Again, we do not need lots of rules.  We need protocol definitions.


> 
> On 8/21/2012 8:05 PM, Ian Fette (イアンフェッティ) wrote:
>> 
>> Hypothetical situation here. Server gets a DNT:1 request from a browser. Browser ships DNT:1 by default. Browser doesn't implement exceptions. Browser may or may not block third party cookies by default. What exactly is the server supposed to do in this case?
>> 
>> -Ian
>> 
>> On Tue, Aug 21, 2012 at 4:59 PM, Shane Wiley <wileys@yahoo-inc.com> wrote:
>> Jeff,
>> 
>>  
>> I disagree both on your philosophical position (compliant Servers must honor non-compliant UAs) but more importantly as part of the working group process.  Hopefully we can review this (again) at the next TPE weekly meeting.
>> 
>>  
>> - Shane
>> 
>>  
>> From: Jeffrey Chester [mailto:jeff@democraticmedia.org] 
>> Sent: Tuesday, August 21, 2012 4:56 PM
>> To: Shane Wiley
>> Cc: John Simpson; Tamir Israel; Dobbs, Brooks; David Singer; David Wainberg; public-tracking@w3.org (public-tracking@w3.org); Nicholas Doty
>> 
>> 
>> Subject: Re: action-231, issue-153 requirements on other software that sets DNT headers
>>  
>> Shane:  I don't believe we have said such flags are "invalid."  I agree with John, DNT:1 must be honored. We should not penalize privacy by design, a policy most stakeholders support.  
>> 
>> Regards,
>> 
>>  
>> Jeff
>> 
>>  
>>  
>>  
>> On Aug 21, 2012, at 7:49 PM, Shane Wiley wrote:
>> 
>> 
>> 
>> John,
>> 
>> 
>> I thought we already agreed in the working group to remain silent on this situation and allow implementers to defend their actions with respect to sending invalid flags.  Correct?  I understand your personal views here but I wanted to reconfirm the working group end-point on this issue.
>> 
>>  
>> Thank you,
>> Shane
>> 
>>  
>> From: John Simpson [mailto:john@consumerwatchdog.org] 

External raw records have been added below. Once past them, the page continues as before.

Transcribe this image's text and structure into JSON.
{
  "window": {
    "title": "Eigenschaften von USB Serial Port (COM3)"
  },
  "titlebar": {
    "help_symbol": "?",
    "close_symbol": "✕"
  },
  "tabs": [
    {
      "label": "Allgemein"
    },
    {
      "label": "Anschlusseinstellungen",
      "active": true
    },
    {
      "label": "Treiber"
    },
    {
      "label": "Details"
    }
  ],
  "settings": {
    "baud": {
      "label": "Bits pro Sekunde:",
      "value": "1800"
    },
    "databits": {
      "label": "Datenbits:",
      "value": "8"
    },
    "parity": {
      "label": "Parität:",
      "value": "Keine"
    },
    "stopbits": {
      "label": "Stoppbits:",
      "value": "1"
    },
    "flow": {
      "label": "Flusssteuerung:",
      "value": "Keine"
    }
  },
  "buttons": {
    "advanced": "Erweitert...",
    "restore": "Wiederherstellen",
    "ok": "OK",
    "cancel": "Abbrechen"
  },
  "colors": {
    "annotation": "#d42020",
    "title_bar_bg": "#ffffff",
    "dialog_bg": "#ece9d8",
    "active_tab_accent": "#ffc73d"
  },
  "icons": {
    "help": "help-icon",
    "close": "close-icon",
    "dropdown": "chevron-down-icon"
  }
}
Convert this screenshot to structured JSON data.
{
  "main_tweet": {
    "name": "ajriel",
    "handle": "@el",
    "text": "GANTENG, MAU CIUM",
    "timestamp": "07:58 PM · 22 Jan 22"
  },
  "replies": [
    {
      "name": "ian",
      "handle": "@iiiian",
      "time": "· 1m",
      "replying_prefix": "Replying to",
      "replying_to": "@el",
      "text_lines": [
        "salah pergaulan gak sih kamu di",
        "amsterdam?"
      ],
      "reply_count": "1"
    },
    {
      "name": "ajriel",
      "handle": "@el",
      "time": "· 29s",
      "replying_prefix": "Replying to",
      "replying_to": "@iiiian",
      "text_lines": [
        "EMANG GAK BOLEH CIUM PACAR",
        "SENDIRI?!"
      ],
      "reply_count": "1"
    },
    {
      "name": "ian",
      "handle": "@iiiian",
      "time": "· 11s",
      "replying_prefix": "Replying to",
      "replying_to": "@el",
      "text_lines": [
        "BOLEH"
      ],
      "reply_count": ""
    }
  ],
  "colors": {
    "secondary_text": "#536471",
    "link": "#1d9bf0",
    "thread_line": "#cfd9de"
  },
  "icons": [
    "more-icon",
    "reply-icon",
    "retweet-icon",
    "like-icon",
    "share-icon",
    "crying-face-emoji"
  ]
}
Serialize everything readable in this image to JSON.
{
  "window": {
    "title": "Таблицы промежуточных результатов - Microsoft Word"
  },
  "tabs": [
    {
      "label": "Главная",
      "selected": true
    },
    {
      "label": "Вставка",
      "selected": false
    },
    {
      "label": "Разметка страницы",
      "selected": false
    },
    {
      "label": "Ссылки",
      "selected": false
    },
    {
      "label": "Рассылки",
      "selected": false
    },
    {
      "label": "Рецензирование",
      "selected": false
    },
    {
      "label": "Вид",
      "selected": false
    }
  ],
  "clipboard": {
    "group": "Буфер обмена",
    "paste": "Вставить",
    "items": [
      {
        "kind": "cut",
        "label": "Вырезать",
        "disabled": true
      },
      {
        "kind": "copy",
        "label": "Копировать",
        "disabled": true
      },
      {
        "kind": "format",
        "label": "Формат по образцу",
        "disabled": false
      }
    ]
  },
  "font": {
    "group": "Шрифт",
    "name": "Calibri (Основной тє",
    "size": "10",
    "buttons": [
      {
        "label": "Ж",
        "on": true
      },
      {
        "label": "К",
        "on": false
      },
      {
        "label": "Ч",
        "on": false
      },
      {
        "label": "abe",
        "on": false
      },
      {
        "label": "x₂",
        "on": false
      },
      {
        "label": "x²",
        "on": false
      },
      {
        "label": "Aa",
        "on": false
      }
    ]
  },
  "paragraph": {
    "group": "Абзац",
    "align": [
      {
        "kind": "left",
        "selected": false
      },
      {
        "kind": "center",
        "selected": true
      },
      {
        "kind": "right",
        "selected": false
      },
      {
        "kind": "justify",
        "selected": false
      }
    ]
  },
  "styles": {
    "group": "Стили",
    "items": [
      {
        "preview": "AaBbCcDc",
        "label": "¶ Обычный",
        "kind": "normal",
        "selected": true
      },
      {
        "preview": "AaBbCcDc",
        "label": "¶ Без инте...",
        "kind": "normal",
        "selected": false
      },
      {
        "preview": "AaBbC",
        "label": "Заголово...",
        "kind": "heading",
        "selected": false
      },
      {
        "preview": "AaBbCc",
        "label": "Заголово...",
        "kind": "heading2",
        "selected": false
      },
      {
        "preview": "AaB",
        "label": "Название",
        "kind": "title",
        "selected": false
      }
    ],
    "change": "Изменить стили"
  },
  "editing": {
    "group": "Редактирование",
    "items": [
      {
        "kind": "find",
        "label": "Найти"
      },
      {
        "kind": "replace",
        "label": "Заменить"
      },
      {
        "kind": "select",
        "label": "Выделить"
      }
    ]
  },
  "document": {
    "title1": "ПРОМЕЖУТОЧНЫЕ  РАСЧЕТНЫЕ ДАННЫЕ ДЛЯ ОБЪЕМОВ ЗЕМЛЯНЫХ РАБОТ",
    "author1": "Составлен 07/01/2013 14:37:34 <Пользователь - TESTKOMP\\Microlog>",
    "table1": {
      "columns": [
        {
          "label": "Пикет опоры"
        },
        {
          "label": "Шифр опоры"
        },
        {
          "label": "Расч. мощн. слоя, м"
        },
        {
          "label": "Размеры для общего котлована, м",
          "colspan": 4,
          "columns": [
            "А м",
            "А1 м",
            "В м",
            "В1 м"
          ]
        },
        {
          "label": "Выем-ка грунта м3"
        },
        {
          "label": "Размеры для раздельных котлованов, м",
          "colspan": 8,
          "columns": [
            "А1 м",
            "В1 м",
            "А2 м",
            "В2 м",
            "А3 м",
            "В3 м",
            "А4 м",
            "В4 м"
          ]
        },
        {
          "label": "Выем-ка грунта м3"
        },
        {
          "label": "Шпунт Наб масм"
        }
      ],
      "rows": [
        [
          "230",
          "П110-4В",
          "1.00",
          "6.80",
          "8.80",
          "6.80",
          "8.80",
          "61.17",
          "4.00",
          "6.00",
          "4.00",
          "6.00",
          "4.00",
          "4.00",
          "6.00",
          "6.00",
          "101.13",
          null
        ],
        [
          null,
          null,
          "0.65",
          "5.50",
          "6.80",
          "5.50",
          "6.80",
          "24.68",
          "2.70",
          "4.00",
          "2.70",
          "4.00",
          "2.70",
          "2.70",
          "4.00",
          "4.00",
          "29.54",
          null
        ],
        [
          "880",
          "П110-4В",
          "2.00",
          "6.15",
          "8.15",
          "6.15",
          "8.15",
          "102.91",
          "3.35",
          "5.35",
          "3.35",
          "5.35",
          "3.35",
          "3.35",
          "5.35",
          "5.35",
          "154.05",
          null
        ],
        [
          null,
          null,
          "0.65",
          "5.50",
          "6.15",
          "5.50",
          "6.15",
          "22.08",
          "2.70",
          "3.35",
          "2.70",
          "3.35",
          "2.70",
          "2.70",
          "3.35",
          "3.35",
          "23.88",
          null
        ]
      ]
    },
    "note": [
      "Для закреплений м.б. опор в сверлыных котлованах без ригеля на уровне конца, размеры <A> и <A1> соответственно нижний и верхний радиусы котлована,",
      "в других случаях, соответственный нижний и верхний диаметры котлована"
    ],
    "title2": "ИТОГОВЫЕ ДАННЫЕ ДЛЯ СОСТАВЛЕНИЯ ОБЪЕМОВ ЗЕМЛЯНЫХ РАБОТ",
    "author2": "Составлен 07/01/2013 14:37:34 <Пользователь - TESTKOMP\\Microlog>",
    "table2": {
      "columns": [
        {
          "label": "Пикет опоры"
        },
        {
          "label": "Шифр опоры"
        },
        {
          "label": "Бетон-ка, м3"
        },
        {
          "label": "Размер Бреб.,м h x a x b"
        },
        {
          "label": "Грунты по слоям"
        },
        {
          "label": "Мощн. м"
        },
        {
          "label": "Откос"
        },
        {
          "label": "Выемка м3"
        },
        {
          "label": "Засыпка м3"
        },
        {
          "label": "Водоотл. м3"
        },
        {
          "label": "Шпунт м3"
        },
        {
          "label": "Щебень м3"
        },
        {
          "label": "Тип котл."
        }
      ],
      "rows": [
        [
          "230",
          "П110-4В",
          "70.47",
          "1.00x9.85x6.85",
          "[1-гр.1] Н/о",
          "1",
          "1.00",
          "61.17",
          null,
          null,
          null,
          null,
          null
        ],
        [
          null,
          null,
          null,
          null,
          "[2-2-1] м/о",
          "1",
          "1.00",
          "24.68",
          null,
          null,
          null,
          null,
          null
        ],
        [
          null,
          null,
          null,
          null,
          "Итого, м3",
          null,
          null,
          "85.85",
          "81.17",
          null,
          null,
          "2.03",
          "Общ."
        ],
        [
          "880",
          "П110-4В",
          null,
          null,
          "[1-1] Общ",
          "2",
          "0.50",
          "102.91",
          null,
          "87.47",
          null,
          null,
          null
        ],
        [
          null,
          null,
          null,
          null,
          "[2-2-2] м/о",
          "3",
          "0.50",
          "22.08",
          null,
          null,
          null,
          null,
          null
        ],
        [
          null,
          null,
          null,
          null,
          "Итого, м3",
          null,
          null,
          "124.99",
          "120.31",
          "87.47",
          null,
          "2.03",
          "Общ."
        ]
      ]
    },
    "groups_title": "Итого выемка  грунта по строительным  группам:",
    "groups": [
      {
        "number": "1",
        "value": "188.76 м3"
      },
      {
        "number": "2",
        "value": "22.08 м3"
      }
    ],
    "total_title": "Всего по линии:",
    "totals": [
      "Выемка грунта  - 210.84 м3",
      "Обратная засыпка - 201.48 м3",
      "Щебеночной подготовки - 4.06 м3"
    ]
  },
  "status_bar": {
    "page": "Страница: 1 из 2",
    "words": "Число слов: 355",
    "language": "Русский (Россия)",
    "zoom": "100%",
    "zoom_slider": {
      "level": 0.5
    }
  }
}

>> Sent: Tuesday, August 21, 2012 4:46 PM
>> To: Tamir Israel
>> Cc: Dobbs, Brooks; David Singer; David Wainberg; public-tracking@w3.org (public-tracking@w3.org); Nicholas Doty; Shane Wiley
>> Subject: Re: action-231, issue-153 requirements on other software that sets DNT headers
>> 
>>  
>> For what it's worth I do not see how you can "blacklist" a UA that is supposedly noncompliant if it sends a valid DNT:1 You can write a letter to the vendor, you can call them out for being noncompliant, you can protest to regulatory authorities if they claim to be complaint when they are not.
>> 
>>  
>> However, if you get a DNT:1 signal, it needs to be honored.  
>> 
>>  
>> On Aug 21, 2012, at 2:58 PM, Tamir Israel wrote:
>> 
>> 
>> 
>> 
>> OK -- I am not advocating two headers! Although one for each personality would probably lead to more accurate profiling ; P
>> 
>> I suppose my concern was a combination of a.) how far will a UA's obligation to check that alterations to its DNT are 'reflective of user input' be stretched and b.) whether this opens up the door to more UA blacklisting potential.
>> 
>> Best,
>> Tamir
>> 
>> On 8/21/2012 5:13 PM, Dobbs, Brooks wrote:
>> 
>> 
>> Tamir,
>> 
>>  
>> You are making this too complicated.  UAs shouldn't be required to audit
>> 
>> applications, plugins, etc - they should, per the spec, only ever send a
>> 
>> signal which is consistent with a user preference.  If they don't feel
>> 
>> confident that what they are sending meets that requirement they shouldn't
>> 
>> send anything.  Anything else completely undermines the spec.  If you send
>> 
>> two DNT headers, you are by definition, non-compliant (schizophrenic users
>> 
>> not withstanding).
>> 
>>  
>> -Brooks
>> 
>>  
>>  
>>  
>> ----------
>> 
>> John M. Simpson
>> 
>> Consumer Advocate
>> 
>> Consumer Watchdog
>> 
>> 1750 Ocean Park Blvd. ,Suite 200
>> 
>> Santa Monica, CA,90405
>> 
>> Tel: 310-392-7041
>> 
>> Cell: 310-292-1902
>> 
>> www.ConsumerWatchdog.org
>> 
>> john@consumerwatchdog.org
>> 
>>  
>>  
>> Jeffrey Chester
>> 
>> Center for Digital Democracy
>> 
>> 1621 Connecticut Ave, NW, Suite 550
>> 
>> Washington, DC 20009
>> 
>> www.democraticmedia.org
>> 
>> www.digitalads.org
>> 
>> 202-986-2220
>> 
>>  
>> 

David Singer
Multimedia and Software Standards, Apple Inc.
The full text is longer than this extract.